Monday, February 08, 2016

Migrant workers in China flocking back to rural areas for better quality of life, lower costs of living

A faltering Chinese economy, high costs of living and high rates of air pollution are leading migrant city workers to head back home to rural areas, where the quality of life is better, Frank Sieren reports for Deutsche Welle, Germany's state-owned international broadcaster. In China, where the economy grew by 6.9 percent last year and is expected to grow 6.5 percent this year, slower rates than in recent years, manufacturing jobs "are becoming scarcer" and highly-skilled workers "are less inclined to work in factories or on construction sites." Also, younger rural workers are more reluctant to tackle the physically demanding jobs their parents worked.

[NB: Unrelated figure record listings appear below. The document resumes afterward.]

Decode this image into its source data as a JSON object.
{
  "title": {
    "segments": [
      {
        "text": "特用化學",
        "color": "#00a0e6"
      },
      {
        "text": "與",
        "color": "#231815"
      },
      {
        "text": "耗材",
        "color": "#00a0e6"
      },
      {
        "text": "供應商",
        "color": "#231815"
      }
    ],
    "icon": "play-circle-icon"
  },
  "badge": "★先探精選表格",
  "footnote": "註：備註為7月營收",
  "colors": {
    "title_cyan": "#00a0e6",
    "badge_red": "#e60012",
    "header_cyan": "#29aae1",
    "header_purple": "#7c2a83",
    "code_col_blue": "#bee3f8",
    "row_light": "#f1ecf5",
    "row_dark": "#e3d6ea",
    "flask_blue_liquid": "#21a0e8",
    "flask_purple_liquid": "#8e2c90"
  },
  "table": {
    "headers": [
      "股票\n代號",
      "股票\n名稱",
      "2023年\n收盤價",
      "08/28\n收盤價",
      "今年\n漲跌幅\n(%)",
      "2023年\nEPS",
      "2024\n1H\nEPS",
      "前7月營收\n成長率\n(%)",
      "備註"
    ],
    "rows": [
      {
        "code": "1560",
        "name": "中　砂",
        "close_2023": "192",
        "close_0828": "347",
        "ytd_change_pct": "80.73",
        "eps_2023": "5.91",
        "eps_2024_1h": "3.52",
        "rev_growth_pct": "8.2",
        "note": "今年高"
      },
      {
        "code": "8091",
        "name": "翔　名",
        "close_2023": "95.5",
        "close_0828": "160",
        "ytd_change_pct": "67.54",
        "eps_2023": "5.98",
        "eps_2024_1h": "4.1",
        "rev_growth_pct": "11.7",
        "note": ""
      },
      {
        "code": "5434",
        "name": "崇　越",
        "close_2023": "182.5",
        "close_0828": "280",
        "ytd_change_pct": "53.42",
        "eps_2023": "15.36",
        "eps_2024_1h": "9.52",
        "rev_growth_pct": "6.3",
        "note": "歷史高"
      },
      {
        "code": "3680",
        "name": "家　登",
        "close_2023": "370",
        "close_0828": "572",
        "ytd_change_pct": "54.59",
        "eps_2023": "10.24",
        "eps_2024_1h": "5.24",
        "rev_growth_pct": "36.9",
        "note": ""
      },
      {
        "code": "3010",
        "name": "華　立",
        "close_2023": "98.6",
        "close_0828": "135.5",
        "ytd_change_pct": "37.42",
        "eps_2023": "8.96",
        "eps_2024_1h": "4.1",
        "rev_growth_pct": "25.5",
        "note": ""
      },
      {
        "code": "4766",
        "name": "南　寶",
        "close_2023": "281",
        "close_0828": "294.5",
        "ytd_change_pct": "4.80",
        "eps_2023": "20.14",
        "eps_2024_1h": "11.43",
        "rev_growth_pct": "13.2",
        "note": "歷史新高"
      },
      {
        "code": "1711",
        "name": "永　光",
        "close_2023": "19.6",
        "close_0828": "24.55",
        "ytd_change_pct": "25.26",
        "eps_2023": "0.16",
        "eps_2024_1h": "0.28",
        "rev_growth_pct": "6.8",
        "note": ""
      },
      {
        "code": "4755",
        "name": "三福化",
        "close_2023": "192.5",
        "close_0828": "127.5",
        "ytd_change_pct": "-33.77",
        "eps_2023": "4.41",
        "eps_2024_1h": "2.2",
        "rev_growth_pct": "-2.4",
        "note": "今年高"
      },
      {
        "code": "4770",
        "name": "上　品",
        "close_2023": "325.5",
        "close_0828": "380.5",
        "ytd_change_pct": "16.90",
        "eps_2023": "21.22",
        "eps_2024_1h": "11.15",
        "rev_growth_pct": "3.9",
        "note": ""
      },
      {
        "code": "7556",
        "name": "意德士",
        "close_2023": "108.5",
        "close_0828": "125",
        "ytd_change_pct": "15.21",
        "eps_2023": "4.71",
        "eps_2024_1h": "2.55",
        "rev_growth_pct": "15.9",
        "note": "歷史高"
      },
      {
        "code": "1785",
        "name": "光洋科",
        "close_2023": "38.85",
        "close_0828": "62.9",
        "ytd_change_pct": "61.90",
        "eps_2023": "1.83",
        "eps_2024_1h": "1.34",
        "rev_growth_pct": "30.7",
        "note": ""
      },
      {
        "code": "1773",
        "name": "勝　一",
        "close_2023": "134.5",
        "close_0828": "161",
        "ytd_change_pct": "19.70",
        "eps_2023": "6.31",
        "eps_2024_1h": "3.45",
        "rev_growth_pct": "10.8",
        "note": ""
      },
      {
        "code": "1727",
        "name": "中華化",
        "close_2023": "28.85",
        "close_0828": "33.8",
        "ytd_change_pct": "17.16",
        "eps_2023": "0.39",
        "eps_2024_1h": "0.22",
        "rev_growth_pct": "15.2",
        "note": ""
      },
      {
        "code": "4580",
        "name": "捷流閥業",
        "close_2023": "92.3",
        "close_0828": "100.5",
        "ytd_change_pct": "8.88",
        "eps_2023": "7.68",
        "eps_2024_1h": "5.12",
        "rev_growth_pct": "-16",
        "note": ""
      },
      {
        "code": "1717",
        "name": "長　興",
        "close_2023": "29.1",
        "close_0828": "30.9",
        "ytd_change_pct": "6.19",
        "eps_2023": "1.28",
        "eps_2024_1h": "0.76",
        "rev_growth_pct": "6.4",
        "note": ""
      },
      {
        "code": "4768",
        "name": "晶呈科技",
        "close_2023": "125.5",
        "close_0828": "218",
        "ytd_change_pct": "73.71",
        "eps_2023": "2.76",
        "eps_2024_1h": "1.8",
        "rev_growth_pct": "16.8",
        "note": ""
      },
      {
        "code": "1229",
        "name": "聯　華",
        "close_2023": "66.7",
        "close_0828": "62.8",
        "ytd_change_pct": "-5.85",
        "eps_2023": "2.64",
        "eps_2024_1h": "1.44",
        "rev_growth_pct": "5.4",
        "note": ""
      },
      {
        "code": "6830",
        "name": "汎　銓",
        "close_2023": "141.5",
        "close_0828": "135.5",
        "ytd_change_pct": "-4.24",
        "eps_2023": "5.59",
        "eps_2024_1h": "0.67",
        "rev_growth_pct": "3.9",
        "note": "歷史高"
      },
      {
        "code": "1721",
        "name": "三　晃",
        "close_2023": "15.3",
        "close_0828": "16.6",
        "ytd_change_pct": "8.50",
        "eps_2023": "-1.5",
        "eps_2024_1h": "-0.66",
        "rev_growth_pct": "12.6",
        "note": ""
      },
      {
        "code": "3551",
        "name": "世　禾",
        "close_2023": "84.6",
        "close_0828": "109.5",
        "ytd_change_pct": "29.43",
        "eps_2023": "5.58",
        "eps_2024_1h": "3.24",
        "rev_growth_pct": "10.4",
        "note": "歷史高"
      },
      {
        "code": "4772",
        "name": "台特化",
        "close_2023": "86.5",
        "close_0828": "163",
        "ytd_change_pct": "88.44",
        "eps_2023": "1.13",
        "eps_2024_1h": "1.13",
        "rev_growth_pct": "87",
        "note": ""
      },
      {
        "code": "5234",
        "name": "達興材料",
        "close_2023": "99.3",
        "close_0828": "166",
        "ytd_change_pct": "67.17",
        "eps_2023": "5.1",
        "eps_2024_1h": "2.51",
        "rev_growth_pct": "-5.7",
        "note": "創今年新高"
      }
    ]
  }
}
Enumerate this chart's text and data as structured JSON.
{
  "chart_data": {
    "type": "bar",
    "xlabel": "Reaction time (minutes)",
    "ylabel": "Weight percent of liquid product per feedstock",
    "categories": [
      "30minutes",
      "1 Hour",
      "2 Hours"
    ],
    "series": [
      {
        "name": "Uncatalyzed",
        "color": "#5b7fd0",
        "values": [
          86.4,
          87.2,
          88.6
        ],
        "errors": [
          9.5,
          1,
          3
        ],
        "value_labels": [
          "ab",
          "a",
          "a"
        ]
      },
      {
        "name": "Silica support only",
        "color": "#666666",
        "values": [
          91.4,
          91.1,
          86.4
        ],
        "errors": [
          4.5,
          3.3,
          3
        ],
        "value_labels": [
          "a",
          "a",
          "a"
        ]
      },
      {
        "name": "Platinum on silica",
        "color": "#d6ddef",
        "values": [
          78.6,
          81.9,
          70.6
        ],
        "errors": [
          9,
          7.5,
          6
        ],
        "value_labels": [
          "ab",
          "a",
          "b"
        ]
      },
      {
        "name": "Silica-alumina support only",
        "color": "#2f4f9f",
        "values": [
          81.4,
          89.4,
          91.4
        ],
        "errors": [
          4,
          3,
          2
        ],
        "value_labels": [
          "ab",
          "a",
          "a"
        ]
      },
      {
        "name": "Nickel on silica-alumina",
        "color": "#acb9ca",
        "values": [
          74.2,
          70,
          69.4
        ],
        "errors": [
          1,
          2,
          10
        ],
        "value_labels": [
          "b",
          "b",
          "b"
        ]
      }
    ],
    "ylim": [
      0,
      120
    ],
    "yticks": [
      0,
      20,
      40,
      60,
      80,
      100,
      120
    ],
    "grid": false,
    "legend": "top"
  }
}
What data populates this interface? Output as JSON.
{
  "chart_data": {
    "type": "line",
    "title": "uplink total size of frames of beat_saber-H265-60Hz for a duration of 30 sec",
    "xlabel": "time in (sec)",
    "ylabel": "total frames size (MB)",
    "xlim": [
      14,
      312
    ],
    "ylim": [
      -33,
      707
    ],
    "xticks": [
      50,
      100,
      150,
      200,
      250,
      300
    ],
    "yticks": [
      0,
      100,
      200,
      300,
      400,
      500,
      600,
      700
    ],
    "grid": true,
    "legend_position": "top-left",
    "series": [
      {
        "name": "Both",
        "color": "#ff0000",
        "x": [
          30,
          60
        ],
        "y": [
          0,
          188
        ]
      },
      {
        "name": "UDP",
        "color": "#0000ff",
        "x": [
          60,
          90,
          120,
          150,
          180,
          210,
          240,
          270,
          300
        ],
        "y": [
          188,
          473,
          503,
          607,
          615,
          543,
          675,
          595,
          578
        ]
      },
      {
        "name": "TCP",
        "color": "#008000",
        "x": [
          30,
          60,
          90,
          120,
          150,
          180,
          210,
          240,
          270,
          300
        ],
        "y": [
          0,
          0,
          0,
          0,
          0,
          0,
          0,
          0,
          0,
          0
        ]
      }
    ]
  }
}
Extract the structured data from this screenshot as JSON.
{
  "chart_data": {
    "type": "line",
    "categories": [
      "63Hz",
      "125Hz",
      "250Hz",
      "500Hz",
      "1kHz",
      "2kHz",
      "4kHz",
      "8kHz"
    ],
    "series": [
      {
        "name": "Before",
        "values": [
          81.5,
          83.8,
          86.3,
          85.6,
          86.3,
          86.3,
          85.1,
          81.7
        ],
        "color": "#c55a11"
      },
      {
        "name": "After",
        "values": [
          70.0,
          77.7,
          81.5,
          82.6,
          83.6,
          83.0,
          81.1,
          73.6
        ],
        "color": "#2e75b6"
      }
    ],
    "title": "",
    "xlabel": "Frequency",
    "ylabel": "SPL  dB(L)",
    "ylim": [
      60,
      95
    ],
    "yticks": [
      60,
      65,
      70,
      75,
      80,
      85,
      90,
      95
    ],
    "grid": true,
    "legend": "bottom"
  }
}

"While 40 years ago, not even 20 percent of Chinese citizens lived in the city, today the number has risen to 50 percent. By 2020, it is expected to rise to 60 percent," Sieren writes. "For the first time in 30 years, the number of internal migrants in China sank last year—by about six million. To a certain extent, this is due to the country's demographic development—there are simply fewer migrant workers because of lower birthrates. In addition to this, the Chinese government has also acknowledged that a two-class society has emerged in the huge metropolises of China because of the hukou system which requires each citizen to be registered in a family register and makes moving within China illegal. A sort of caste system has come about in cities, turning internal migrants into second-class citizens who often have no access to social services, healthcare or schools for their children." (Advisor Perspectives graphic)
Another reason for rural migration is that the government has made a conscious effort to support "development of rural infrastructure and rural investment loans," Sieren writes. "This year, per capita income in rural areas is expected to exceed 10,000 yuan ($1,500) for the first time—a faster increase than urban per capita income. Many people are returning to rural regions because of cheaper rents, proximity to relatives, as well as access to unadulterated, unspoiled food."

In Western China, the central government "is supporting the idea of 'rural start-ups' more than ever," Sieren writes. "Some 40,000 people returning to the southwestern province of Sichuan have registered new businesses. This is not a bad means of opening up new growth opportunities for the Chinese economy and strengthen domestic growth."